The Ngram viewer was very useful for me, after plugging in the words, ‘Toledo,’ ‘casket,’ ‘bishop’ and ‘Visigoths,’ which are four very specific words from my research on Spain in the Middle Ages. After choosing a datespan on the bottom of the viewer, I found a good ebook that relates to my area of study, and the book is now on my Google ‘shelf.’ It inspired me to look for editions of Gregory of Tours’ work, which is the sort of benefit I predict for scholars in their work (inspiration, encouragement, finding new specifics.) Bookworm is my favorite tool, as a scholar, because I can access the books. With Google books I’m never sure what to expect.
The book that I selected for the assignment was a collection of short stories from 1884 by Edgar Allen Poe. I know it is very close to the “Pre-20th century” requirement, but when I was moving back and forth between the plain text and the scan, Google Play books was popping up for both the 16th century Spanish play I had chosen and the 19th century book. The play was originally in Castilian Spanish too, so I thought the process might be simpler with a text that was originally written in English. I copied the Plain Text of Poe’s The Gold Bug into a Word doc.

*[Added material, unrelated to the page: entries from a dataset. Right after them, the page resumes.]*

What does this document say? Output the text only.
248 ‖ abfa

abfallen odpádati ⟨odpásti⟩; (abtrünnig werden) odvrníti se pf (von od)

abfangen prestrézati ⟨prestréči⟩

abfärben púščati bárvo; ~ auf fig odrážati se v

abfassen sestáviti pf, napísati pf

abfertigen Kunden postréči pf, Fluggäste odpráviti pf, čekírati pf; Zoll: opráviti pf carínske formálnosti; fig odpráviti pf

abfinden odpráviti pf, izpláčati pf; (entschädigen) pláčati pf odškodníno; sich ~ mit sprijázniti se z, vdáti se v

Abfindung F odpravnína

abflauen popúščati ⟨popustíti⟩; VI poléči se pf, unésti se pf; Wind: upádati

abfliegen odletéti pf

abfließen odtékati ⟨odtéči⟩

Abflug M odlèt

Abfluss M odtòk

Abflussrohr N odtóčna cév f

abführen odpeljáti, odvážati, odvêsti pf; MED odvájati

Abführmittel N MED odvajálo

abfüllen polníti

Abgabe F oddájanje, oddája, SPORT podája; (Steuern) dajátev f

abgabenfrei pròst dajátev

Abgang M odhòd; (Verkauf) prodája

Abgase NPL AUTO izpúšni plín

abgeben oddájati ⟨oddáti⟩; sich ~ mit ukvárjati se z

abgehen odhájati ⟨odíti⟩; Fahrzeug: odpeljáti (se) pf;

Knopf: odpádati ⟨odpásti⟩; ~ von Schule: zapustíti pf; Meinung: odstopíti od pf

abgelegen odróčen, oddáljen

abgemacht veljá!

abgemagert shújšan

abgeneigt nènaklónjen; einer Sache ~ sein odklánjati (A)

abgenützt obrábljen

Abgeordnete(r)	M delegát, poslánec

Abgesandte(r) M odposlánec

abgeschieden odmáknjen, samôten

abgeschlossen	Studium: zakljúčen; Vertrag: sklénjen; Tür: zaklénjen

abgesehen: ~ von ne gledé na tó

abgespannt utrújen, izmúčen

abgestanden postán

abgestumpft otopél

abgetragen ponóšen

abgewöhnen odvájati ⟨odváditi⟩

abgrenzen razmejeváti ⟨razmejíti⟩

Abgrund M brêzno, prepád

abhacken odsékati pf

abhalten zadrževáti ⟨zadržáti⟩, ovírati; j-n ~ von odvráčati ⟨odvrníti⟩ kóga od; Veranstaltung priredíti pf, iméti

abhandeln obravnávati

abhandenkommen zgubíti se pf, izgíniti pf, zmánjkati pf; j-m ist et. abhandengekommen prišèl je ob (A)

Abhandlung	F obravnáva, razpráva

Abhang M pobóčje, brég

I saw no major problems with the job that the OCR had done, just a few minor ones that were disorienting nonetheless. Some words were mistakenly connected such as ‘witha.’ ‘Ise’ appeared once, but it was hard to tell if that was a mistake of the OCR, or because Poe was imitating African-American dialect in some passages. These things could be distracting for a researcher of the text, but not insurmountable difficulties. Strange combinations of numbers, letters and characters also appeared, such as Mags, t 1 . – _. …=.‘.=__. ‘, and it was a minor distraction to figure out if they were significant or not. Again, this would not be hard to find a way around and I would probably choose to read the plain text over the PDF. The PDF window was too small compared to the plain text window.

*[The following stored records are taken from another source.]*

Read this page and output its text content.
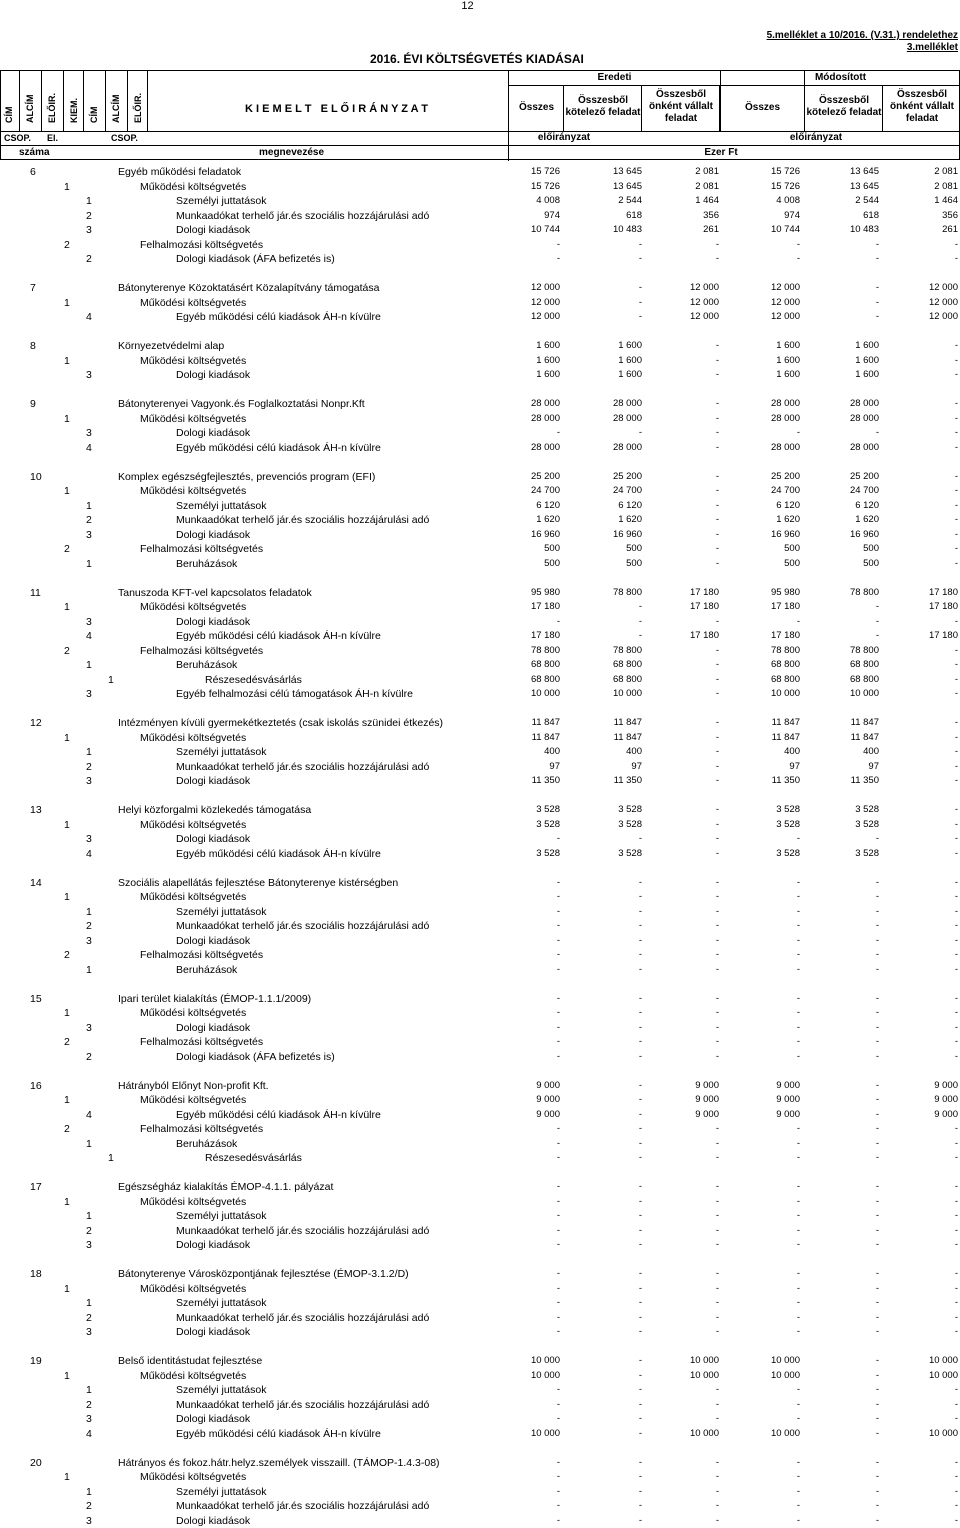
12
2016. ÉVI KÖLTSÉGVETÉS KIADÁSAI
5.melléklet a 10/2016. (V.31.) rendelethez
3.melléklet
CÍM ALCÍM ELŐIR. KIEM. CÍM ALCÍM ELŐIR.
CSOP. El.	CSOP.
száma	megnevezése
K I E M E L T   E L Ő I R Á N Y Z A T
Eredeti	Módosított
Összes
Összesből kötelező feladat
Összesből önként vállalt feladat
Összes
Összesből kötelező feladat
Összesből önként vállalt feladat
előirányzat	előirányzat
Ezer Ft
6	Egyéb működési feladatok	15 726	13 645	2 081	15 726	13 645	2 081
1	Működési költségvetés	15 726	13 645	2 081	15 726	13 645	2 081
1	Személyi juttatások	4 008	2 544	1 464	4 008	2 544	1 464
2	Munkaadókat terhelő jár.és szociális hozzájárulási adó	974	618	356	974	618	356
3	Dologi kiadások	10 744	10 483	261	10 744	10 483	261
2	Felhalmozási költségvetés	-	-	-	-	-	-
2	Dologi kiadások (ÁFA befizetés is)	-	-	-	-	-	-
7	Bátonyterenye Közoktatásért Közalapítvány támogatása	12 000	-	12 000	12 000	-	12 000
1	Működési költségvetés	12 000	-	12 000	12 000	-	12 000
4	Egyéb működési célú kiadások ÁH-n kívülre	12 000	-	12 000	12 000	-	12 000
8	Környezetvédelmi alap	1 600	1 600	-	1 600	1 600	-
1	Működési költségvetés	1 600	1 600	-	1 600	1 600	-
3	Dologi kiadások	1 600	1 600	-	1 600	1 600	-
9	Bátonyterenyei Vagyonk.és Foglalkoztatási Nonpr.Kft	28 000	28 000	-	28 000	28 000	-
1	Működési költségvetés	28 000	28 000	-	28 000	28 000	-
3	Dologi kiadások	-	-	-	-	-	-
4	Egyéb működési célú kiadások ÁH-n kívülre	28 000	28 000	-	28 000	28 000	-
10	Komplex egészségfejlesztés, prevenciós program (EFI)	25 200	25 200	-	25 200	25 200	-
1	Működési költségvetés	24 700	24 700	-	24 700	24 700	-
1	Személyi juttatások	6 120	6 120	-	6 120	6 120	-
2	Munkaadókat terhelő jár.és szociális hozzájárulási adó	1 620	1 620	-	1 620	1 620	-
3	Dologi kiadások	16 960	16 960	-	16 960	16 960	-
2	Felhalmozási költségvetés	500	500	-	500	500	-
1	Beruházások	500	500	-	500	500	-
11	Tanuszoda KFT-vel kapcsolatos feladatok	95 980	78 800	17 180	95 980	78 800	17 180
1	Működési költségvetés	17 180	-	17 180	17 180	-	17 180
3	Dologi kiadások	-	-	-	-	-	-
4	Egyéb működési célú kiadások ÁH-n kívülre	17 180	-	17 180	17 180	-	17 180
2	Felhalmozási költségvetés	78 800	78 800	-	78 800	78 800	-
1	Beruházások	68 800	68 800	-	68 800	68 800	-
1	Részesedésvásárlás	68 800	68 800	-	68 800	68 800	-
3	Egyéb felhalmozási célú támogatások ÁH-n kívülre	10 000	10 000	-	10 000	10 000	-
12	Intézményen kívüli gyermekétkeztetés (csak iskolás szünidei étkezés)	11 847	11 847	-	11 847	11 847	-
1	Működési költségvetés	11 847	11 847	-	11 847	11 847	-
1	Személyi juttatások	400	400	-	400	400	-
2	Munkaadókat terhelő jár.és szociális hozzájárulási adó	97	97	-	97	97	-
3	Dologi kiadások	11 350	11 350	-	11 350	11 350	-
13	Helyi közforgalmi közlekedés támogatása	3 528	3 528	-	3 528	3 528	-
1	Működési költségvetés	3 528	3 528	-	3 528	3 528	-
3	Dologi kiadások	-	-	-	-	-	-
4	Egyéb működési célú kiadások ÁH-n kívülre	3 528	3 528	-	3 528	3 528	-
14	Szociális alapellátás fejlesztése Bátonyterenye kistérségben	-	-	-	-	-	-
1	Működési költségvetés	-	-	-	-	-	-
1	Személyi juttatások	-	-	-	-	-	-
2	Munkaadókat terhelő jár.és szociális hozzájárulási adó	-	-	-	-	-	-
3	Dologi kiadások	-	-	-	-	-	-
2	Felhalmozási költségvetés	-	-	-	-	-	-
1	Beruházások	-	-	-	-	-	-
15	Ipari terület kialakítás (ÉMOP-1.1.1/2009)	-	-	-	-	-	-
1	Működési költségvetés	-	-	-	-	-	-
3	Dologi kiadások	-	-	-	-	-	-
2	Felhalmozási költségvetés	-	-	-	-	-	-
2	Dologi kiadások (ÁFA befizetés is)	-	-	-	-	-	-
16	Hátrányból Előnyt Non-profit Kft.	9 000	-	9 000	9 000	-	9 000
1	Működési költségvetés	9 000	-	9 000	9 000	-	9 000
4	Egyéb működési célú kiadások ÁH-n kívülre	9 000	-	9 000	9 000	-	9 000
2	Felhalmozási költségvetés	-	-	-	-	-	-
1	Beruházások	-	-	-	-	-	-
1	Részesedésvásárlás	-	-	-	-	-	-
17	Egészségház kialakítás ÉMOP-4.1.1. pályázat	-	-	-	-	-	-
1	Működési költségvetés	-	-	-	-	-	-
1	Személyi juttatások	-	-	-	-	-	-
2	Munkaadókat terhelő jár.és szociális hozzájárulási adó	-	-	-	-	-	-
3	Dologi kiadások	-	-	-	-	-	-
18	Bátonyterenye Városközpontjának fejlesztése (ÉMOP-3.1.2/D)	-	-	-	-	-	-
1	Működési költségvetés	-	-	-	-	-	-
1	Személyi juttatások	-	-	-	-	-	-
2	Munkaadókat terhelő jár.és szociális hozzájárulási adó	-	-	-	-	-	-
3	Dologi kiadások	-	-	-	-	-	-
19	Belső identitástudat fejlesztése	10 000	-	10 000	10 000	-	10 000
1	Működési költségvetés	10 000	-	10 000	10 000	-	10 000
1	Személyi juttatások	-	-	-	-	-	-
2	Munkaadókat terhelő jár.és szociális hozzájárulási adó	-	-	-	-	-	-
3	Dologi kiadások	-	-	-	-	-	-
4	Egyéb működési célú kiadások ÁH-n kívülre	10 000	-	10 000	10 000	-	10 000
20	Hátrányos és fokoz.hátr.helyz.személyek visszaill. (TÁMOP-1.4.3-08)	-	-	-	-	-	-
1	Működési költségvetés	-	-	-	-	-	-
1	Személyi juttatások	-	-	-	-	-	-
2	Munkaadókat terhelő jár.és szociális hozzájárulási adó	-	-	-	-	-	-
3	Dologi kiadások	-	-	-	-	-	-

In Voyant was where the random strings became a problem, but I just needed to go through and erase some to make the program work. The overall presentation of the Voyant analysis was surprisingly pleasant, even though I had already seen some students’ screenshots: kudos to their front-end developers. Voyant showed ‘Legrand’ was most frequently used, and ‘Jupiter’ as next. Since these are two of the main characters in the text, that their names show up most is not surprising, and in fact help strengthen an argument that Poe was anthropocentric, in keeping with his time. It was surprising to me that ‘massa,’ which is the dialect form of ‘master,’ was the next most frequently used. I knew it was there, but the statistical frequency of Poe’s use of Ebonics interested me, and now I think him even more anthropocentric and a product of his time. Voyant helps analyze Victorian-era language by picking out phrases with the tool on the left. The context tool is interesting because it almost retells the story, but in miniature. I realize I’ve made a case for a literary critique of the text, but hopefully historians understand how much is historically determined, and research Poe’s work in context.